编程开发习题Delete and Earn

编程开发习题Delete and Earn。

原题目如下所示：

Given an array nums of integers, you can perform operations on the
array.

In each operation, you pick any nums[i] and delete it to earn nums[i]
points. After, you must delete every element equal to nums[i] - 1 or
nums[i] + 1.

You start with 0 points. Return the maximum number of points you can
earn by applying such operations.

Example 1:
Input: nums = [3, 4, 2]
Output: 6
Explanation: Delete 4 to earn 4 points, consequently 3 is also deleted. Then, delete 2 to earn 2 points. 6 total points are earned.

Example 2:
Input: nums = [2, 2, 3, 3, 3, 4]
Output: 9
Explanation: Delete 3 to earn 3 points, deleting both 2’s and the 4. Then, delete 3 again to earn 3 points, and 3 again to earn 3 points. 9 total points are earned.

Note:
The length of nums is at most 20000.
Each element nums[i] is an integer in the range [1, 10000].

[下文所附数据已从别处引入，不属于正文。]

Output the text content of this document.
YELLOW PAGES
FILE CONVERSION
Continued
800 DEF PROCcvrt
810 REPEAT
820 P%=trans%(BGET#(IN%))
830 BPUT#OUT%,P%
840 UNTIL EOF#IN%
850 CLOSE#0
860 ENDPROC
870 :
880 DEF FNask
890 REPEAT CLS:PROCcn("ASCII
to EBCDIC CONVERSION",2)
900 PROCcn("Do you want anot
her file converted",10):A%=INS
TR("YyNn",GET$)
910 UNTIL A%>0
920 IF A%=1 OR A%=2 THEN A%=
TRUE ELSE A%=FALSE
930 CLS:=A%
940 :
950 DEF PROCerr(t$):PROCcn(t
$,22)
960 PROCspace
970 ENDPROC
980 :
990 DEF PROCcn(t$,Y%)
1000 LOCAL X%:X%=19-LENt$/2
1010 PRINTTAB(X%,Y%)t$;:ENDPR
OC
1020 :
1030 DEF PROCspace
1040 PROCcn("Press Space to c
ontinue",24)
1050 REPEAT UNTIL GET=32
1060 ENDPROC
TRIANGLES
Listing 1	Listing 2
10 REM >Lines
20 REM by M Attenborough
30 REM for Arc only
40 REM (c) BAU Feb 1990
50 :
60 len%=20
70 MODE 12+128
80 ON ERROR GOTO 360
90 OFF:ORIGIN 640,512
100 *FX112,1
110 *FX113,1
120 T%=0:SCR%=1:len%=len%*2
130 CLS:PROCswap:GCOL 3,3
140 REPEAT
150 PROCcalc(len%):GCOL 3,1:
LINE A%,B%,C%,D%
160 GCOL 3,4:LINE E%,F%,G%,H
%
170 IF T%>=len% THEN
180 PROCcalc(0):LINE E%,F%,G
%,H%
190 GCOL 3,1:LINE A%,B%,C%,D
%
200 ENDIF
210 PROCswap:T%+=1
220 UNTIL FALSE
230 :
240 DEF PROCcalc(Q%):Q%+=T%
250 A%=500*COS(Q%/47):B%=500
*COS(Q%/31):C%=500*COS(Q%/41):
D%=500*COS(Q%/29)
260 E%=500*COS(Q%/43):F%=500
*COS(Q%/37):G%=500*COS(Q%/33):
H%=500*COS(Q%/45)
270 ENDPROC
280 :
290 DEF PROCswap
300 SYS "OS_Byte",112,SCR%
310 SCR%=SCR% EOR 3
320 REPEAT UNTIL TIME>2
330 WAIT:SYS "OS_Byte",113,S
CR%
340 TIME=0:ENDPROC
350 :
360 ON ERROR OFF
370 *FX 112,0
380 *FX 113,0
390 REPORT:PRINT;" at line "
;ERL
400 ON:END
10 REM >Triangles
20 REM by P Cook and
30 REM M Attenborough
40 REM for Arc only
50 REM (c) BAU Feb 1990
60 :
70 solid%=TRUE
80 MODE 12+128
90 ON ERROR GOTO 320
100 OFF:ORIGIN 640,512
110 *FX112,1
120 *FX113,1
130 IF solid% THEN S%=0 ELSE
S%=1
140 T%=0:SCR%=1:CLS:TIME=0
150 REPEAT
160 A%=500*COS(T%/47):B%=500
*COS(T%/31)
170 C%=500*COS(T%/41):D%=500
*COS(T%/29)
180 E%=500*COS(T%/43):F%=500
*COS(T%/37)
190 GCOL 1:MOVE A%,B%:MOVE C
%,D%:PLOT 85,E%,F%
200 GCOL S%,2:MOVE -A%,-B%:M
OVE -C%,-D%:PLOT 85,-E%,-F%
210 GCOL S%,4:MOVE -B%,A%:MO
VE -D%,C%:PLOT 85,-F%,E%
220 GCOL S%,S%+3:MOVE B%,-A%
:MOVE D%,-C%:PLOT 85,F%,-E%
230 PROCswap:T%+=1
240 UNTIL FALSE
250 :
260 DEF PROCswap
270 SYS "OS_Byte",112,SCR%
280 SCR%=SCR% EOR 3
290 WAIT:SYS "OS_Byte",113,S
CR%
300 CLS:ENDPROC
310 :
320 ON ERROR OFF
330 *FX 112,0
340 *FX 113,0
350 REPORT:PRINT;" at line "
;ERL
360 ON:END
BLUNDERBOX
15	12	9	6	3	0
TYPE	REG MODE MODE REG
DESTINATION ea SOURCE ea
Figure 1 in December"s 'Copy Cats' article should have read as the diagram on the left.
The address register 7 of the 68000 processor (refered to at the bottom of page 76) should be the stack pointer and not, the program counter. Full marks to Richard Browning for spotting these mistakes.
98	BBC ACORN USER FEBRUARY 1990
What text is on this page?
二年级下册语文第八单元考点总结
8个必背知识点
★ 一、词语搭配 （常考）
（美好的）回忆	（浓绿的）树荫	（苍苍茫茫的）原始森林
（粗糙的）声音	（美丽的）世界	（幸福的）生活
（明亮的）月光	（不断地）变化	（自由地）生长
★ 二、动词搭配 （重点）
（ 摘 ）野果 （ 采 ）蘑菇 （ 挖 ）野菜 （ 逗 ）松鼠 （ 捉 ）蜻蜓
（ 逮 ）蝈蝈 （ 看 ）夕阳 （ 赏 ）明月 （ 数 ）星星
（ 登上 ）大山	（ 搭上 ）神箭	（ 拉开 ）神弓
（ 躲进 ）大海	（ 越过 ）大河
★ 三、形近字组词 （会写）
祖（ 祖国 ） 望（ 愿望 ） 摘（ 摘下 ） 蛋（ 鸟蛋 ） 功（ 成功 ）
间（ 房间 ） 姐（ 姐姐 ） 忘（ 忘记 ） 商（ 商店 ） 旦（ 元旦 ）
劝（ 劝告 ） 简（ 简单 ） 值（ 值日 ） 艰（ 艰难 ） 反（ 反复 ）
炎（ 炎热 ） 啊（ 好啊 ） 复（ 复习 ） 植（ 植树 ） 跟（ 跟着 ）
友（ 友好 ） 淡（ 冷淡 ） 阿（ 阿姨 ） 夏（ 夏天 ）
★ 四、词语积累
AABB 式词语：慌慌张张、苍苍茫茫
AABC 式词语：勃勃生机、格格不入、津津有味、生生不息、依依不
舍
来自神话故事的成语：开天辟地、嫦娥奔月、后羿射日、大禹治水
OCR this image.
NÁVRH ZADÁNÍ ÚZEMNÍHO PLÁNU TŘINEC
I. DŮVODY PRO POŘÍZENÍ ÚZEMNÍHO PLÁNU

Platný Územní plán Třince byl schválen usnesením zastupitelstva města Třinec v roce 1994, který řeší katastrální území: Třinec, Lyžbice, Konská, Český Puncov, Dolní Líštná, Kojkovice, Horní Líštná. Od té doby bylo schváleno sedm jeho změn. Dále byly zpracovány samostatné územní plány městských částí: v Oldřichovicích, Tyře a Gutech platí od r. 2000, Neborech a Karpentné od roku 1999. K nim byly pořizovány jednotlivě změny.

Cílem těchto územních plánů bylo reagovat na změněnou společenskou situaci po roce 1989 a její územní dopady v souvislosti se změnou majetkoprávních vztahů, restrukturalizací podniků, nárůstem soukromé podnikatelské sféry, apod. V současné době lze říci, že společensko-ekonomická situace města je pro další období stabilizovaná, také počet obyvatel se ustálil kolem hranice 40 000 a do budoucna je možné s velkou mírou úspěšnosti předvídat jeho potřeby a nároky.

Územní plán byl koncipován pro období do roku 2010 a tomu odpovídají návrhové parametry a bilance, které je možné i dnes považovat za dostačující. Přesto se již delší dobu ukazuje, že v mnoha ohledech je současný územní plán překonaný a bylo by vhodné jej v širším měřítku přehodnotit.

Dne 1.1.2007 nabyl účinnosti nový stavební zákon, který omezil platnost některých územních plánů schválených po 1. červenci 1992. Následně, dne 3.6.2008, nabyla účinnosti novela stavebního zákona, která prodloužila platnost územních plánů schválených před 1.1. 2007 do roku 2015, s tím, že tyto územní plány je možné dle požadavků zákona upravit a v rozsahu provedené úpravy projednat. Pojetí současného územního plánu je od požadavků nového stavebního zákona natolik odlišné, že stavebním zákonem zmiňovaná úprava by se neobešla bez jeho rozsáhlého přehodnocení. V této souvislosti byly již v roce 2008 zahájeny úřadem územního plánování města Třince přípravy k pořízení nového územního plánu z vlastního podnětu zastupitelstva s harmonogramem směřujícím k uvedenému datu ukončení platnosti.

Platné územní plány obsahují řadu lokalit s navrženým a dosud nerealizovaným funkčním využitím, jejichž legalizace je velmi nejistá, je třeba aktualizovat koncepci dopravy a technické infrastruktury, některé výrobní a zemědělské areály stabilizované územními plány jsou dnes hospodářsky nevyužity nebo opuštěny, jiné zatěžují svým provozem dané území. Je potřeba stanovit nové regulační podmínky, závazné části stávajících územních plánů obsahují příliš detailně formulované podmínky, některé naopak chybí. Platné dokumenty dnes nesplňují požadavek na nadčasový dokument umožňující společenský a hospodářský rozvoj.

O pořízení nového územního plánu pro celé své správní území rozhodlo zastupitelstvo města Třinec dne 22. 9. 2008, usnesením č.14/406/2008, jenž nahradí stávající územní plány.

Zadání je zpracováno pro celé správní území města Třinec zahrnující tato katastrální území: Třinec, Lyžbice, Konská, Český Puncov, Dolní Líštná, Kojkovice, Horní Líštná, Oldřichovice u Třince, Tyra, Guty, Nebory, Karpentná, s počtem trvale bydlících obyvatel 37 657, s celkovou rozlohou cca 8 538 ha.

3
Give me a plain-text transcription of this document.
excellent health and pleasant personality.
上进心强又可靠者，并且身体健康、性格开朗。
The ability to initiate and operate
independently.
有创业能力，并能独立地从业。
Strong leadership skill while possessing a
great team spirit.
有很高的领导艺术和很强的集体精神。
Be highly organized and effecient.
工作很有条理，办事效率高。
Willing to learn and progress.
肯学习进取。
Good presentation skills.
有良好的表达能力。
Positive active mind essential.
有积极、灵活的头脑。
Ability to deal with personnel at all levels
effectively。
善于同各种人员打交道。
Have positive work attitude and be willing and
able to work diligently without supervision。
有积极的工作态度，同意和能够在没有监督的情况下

题目的大概意思就是给出一组数，然后你需要通过删除其中的一个数并获得其数值相等的点数，假设这个数为i，那么一旦选了i，就要从数组中删除与i-1或i+1数值相等的数，求能得到的最大点数。

这道题开始入手时就想到应该是一个动态规划问题，可以从子问题来开始考虑动态规划的方程，可以用skip和take两个数组来分别代表当前最大点数或是选择这个数时的点数，即出现下列动态规划方程：

take[i] = skip[i-1] + values[i];
skip[i] = Math.max(skip[i-1], take[i-1]);

所以根据上述方程就可以进行编程了，源代码如下：

class Solution {
public:
    int deleteAndEarn(vector& nums) {
        int n = 10001;
        vector values(n, 0);
        for (int num : nums)
            values[num] += num;

        int take = 0, skip = 0;
        for (int i = 0; i < n; i++) {
            int takei = skip + values[i];
            int skipi = max(skip, take);
            take = takei;
            skip = skipi;
        }
        return max(take, skip);
    }
};